Ja, das ist eine Strategie, um Kleidungsstücke an eine neue Zielgruppe und damit an ein größeres Publikum zu verkaufen. Die Demokratisierung der Mode existiert zwar schon seit längerem, aber das Internet bietet in diese Richtung unendlich viele Möglichkeiten.

Über Blogger haben wir schon gesprochen. Woran denken Sie dabei noch?

Es kommen neue Orte wie etwa China dazu, die traditionelle Modezentren in der westlichen Welt herausfordern. Durch Livestreams können sich viel mehr Menschen über die kommenden Kollektionen informieren - und das Tempo hat sich wahnsinnig beschleunigt. Trends sind zur Augenblicksache geworden. Die jetzige Periodizität von Kollektionen und Fashion Weeks ist daher nur noch ein Ritual. Mit den realen Zeiten der Mode hat das nichts mehr zu tun.

Die Liberalisierung hat doch aber auch etwas Gutes.

Auf jeden Fall! Durch die Transparenz, die traditionelle und neue Medien schaffen, werden endlich viele Missstände diskutiert. Man denke allein an die Arbeitsbedingungen, die in vielen Ländern herrschen, wo die exklusive Mode billig produziert wird. Zu diesen Ländern gehört selbst Italien zum Teil dazu! Heute aber werden Designer und Modehäuser mit der Frage nach ihren Produktionsorten und Lieferketten konfrontiert.

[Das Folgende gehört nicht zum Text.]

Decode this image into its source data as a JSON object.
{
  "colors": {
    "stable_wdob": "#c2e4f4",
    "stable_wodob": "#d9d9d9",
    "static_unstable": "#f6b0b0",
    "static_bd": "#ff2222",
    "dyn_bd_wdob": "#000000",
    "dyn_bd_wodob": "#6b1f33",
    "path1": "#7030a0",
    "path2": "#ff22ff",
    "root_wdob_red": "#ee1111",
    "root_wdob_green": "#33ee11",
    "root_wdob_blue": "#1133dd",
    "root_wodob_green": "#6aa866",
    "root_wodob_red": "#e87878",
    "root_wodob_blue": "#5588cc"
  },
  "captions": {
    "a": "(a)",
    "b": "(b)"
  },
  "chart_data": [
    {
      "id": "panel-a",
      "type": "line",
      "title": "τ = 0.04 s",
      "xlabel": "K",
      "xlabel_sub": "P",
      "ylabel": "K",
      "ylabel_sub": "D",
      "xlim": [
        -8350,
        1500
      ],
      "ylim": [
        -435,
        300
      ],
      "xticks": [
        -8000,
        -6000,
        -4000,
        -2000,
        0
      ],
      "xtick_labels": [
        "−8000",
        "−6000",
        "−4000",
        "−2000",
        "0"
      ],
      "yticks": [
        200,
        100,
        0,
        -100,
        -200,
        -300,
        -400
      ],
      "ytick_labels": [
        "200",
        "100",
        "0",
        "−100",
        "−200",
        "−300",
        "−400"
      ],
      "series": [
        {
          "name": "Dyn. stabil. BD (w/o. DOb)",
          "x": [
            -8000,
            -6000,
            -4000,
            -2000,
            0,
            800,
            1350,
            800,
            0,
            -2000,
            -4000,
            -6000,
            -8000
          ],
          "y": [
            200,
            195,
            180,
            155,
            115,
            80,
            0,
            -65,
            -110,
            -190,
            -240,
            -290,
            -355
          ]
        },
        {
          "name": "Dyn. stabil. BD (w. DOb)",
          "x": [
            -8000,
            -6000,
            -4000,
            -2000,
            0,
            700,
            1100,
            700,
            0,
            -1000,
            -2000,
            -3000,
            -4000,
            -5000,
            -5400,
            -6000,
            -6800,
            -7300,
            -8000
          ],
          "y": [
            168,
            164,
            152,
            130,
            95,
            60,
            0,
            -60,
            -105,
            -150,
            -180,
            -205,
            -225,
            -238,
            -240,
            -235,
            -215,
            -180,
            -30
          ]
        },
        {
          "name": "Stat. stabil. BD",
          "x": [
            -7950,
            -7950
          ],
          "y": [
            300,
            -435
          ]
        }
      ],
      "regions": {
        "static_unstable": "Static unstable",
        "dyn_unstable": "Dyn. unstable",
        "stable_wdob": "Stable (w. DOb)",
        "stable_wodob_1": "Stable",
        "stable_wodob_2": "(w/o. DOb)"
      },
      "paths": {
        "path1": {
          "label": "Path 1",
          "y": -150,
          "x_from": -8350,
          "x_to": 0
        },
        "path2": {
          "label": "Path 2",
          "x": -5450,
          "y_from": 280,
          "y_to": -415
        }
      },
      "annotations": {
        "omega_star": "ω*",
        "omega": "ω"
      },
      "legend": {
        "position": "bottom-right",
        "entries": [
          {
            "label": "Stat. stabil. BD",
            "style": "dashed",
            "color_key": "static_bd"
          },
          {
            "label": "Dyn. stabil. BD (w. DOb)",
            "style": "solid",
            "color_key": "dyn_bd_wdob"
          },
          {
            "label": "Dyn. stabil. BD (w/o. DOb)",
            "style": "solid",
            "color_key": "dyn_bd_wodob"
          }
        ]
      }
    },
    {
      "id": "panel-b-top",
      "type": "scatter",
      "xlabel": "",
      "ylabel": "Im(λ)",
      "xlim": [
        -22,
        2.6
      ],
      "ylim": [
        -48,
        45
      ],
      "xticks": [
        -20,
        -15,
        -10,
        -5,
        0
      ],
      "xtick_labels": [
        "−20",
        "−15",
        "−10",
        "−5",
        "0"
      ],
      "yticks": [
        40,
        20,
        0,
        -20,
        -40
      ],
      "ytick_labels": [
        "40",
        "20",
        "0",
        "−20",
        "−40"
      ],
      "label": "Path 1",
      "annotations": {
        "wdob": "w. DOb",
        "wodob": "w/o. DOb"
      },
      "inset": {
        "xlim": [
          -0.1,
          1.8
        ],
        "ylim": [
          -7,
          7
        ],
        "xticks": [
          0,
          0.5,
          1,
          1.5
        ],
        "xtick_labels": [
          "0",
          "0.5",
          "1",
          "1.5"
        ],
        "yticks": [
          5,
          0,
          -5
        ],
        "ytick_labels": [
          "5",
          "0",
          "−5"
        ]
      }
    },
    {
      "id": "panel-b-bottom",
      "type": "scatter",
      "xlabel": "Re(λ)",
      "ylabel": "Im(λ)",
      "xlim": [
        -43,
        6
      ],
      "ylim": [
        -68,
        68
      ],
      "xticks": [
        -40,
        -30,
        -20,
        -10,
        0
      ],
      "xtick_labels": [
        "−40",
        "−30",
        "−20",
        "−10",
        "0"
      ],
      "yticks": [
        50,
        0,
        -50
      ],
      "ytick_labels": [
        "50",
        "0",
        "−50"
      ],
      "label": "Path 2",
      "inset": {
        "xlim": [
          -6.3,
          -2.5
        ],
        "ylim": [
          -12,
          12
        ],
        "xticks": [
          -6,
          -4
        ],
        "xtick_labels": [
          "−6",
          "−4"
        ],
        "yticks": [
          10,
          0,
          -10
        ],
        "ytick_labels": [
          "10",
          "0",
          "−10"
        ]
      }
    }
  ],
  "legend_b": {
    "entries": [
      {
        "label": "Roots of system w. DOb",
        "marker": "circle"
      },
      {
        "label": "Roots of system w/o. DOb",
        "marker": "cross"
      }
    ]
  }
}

Eine andere Geschichte ist das Thema Nachhaltigkeit…

Per Definition ist Mode überhaupt nicht nachhaltig, weil sie schnell wieder verschwindet, damit etwas Neues entstehen kann. Die Herausforderung für die Designer könnte heute gerade die sein, nachhaltig und modisch zu sein. Zum einen interessiert sich die Gesellschaft immer mehr dafür und zum anderen zeigen Kreative im Internet, wie Nachhaltigkeit in der Mode funktionieren kann. Mode braucht wahrscheinlich neue Definitionen! Generell passiert meiner Meinung nach aber noch zu wenig bei ethischen Fragen.

Die Mode schleicht der heutigen Zeit also hinterher?

Manchmal gibt die Mode einen Impuls, auf den die Gesellschaft reagiert und manchmal reagiert die Mode auf eine neue Entwicklung. Mein Eindruck ist, dass etablierte Designer und große Labels momentan Schwierigkeiten haben, mit den Trends, die im Internet entstehen, Schritt zu halten.

Im Gegensatz zu den Bloggern.

Sagen wir es so: In der geschwiegenen Sprache der Szene heißt es, dass diejenige, die in der ersten Reihe der Fashion Shows sitzen, die wichtigsten sind. Heute sitzen dort mehr Blogger als Fachjournalisten. Das sagt viel über den aktuellen Wandel aus.

Prof. Antonella Giannone kommt aus Italien und lehrt seit dem letzten Sommer an der Kunsthochschule Weißensee. Dort hält sie Vorlesungen über die Theorie und Geschichte der Mode.